Common Myths About Snow
One common myth is that the ground can be too warm for snow to accumulate.
This has been easily proven wrong, as recently as the October snowstorm from last year. As long as the air is cold enough for snow, and the snow comes down hard enough, it can accumulate at just about any temperature.
After a warm stretch of weather with temperatures in the 50s or even 60s, Connecticut has had its fair share of snow storms. Hey, we’ve even seen accumulating snow in May, so that has to say something!
Can it be too cold for snow?
If anything, as it gets very cold, the air becomes extremely dry. If it’s too dry, then yes, it cannot snow. In the real world, it really never gets too cold to snow.
Theoretically speaking, it could be too cold if we reached absolute zero…
Myth #3: Snow only goes away from melting.
Did you know that snow can also turn directly from a solid into a gas? It’s called sublimation. Even though this is a slow process, snow can literally disappear into the air over time.
No two snowflakes can be the same.
This may be up for debate, but think about it…

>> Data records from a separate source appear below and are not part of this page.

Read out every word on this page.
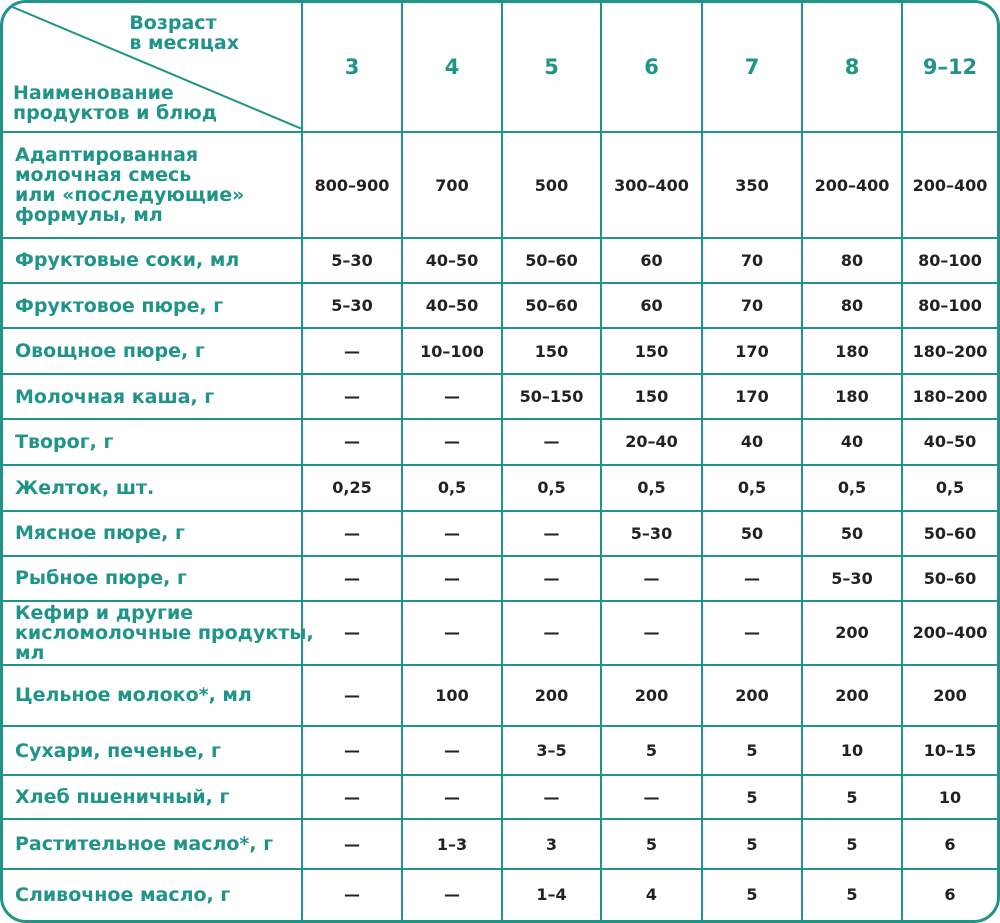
Возраст
в месяцах
Наименование
продуктов и блюд	3	4	5	6	7	8	9–12

Адаптированная
молочная смесь
или «последующие»
формулы, мл	800–900	700	500	300–400	350	200–400	200–400

Фруктовые соки, мл	5–30	40–50	50–60	60	70	80	80–100

Фруктовое пюре, г	5–30	40–50	50–60	60	70	80	80–100

Овощное пюре, г	—	10–100	150	150	170	180	180–200

Молочная каша, г	—	—	50–150	150	170	180	180–200

Творог, г	—	—	—	20–40	40	40	40–50

Желток, шт.	0,25	0,5	0,5	0,5	0,5	0,5	0,5

Мясное пюре, г	—	—	—	5–30	50	50	50–60

Рыбное пюре, г	—	—	—	—	—	5–30	50–60

Кефир и другие
кисломолочные продукты,
мл	—	—	—	—	—	200	200–400

Цельное молоко*, мл	—	100	200	200	200	200	200

Сухари, печенье, г	—	—	3–5	5	5	10	10–15

Хлеб пшеничный, г	—	—	—	—	5	5	10

Растительное масло*, г	—	1–3	3	5	5	5	6

Сливочное масло, г	—	—	1–4	4	5	5	6
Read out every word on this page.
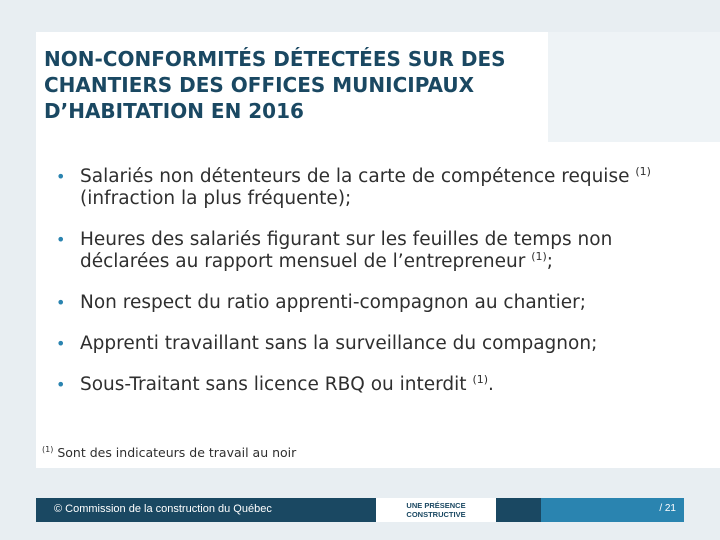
NON-CONFORMITÉS DÉTECTÉES SUR DES CHANTIERS DES OFFICES MUNICIPAUX D’HABITATION EN 2016
• Salariés non détenteurs de la carte de compétence requise $^{(1)}$ (infraction la plus fréquente);
• Heures des salariés figurant sur les feuilles de temps non déclarées au rapport mensuel de l’entrepreneur $^{(1)}$;
• Non respect du ratio apprenti-compagnon au chantier;
• Apprenti travaillant sans la surveillance du compagnon;
• Sous-Traitant sans licence RBQ ou interdit $^{(1)}$.
$^{(1)}$ Sont des indicateurs de travail au noir
© Commission de la construction du Québec	UNE PRÉSENCE
CONSTRUCTIVE
/ 21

To our knowledge, there is a smallest finite particle. In theory, it’s possible for two snowflakes to be exactly the same, but these odds are incredibly low.
Climate change = less snow.
If anything, the threat of heavy snow has actually increased over the past 20 years or so. Think about it…1995-96 and 2010-11 were some of the snowiest winters of all time across parts of the Northeast. At the same time, we’ve had many massive nor’easters with intense snowfall.
If the global temperature keeps rising, sure, snow could eventually stop happening, but don’t expect that anytime soon. Warmer air provides more fuel for storms and stronger systems can dump more snow.
The groundhog knows best.
If the groundhog says we will have six more weeks of winter, doesn’t that mean more snow and cold?
According to the National Climatic Data Center, Phil has a 39% success rate. Considering he only has a 50% chance of being correct in the first place, that’s not so good. Another study out of Canada said that the rate was closer to 37%. Ouch. It turns out that he’s wrong more often than he is right.
Even though heavy snow is very common, it’s actually quite difficult to achieve official blizzard conditions.
In order to reach blizzard criteria, there must be…
- Sustained winds or frequent gusts over 35 MPH
- Visibility of 1/4 mile or less
- Blowing or drifting snow
All of the above for three consecutive hours
In our case, most winter storms don’t have the steady, strong winds. We’ve had many snow storms with over a foot of snow, but since the wind criteria was not met, it technically wasn’t a blizzard.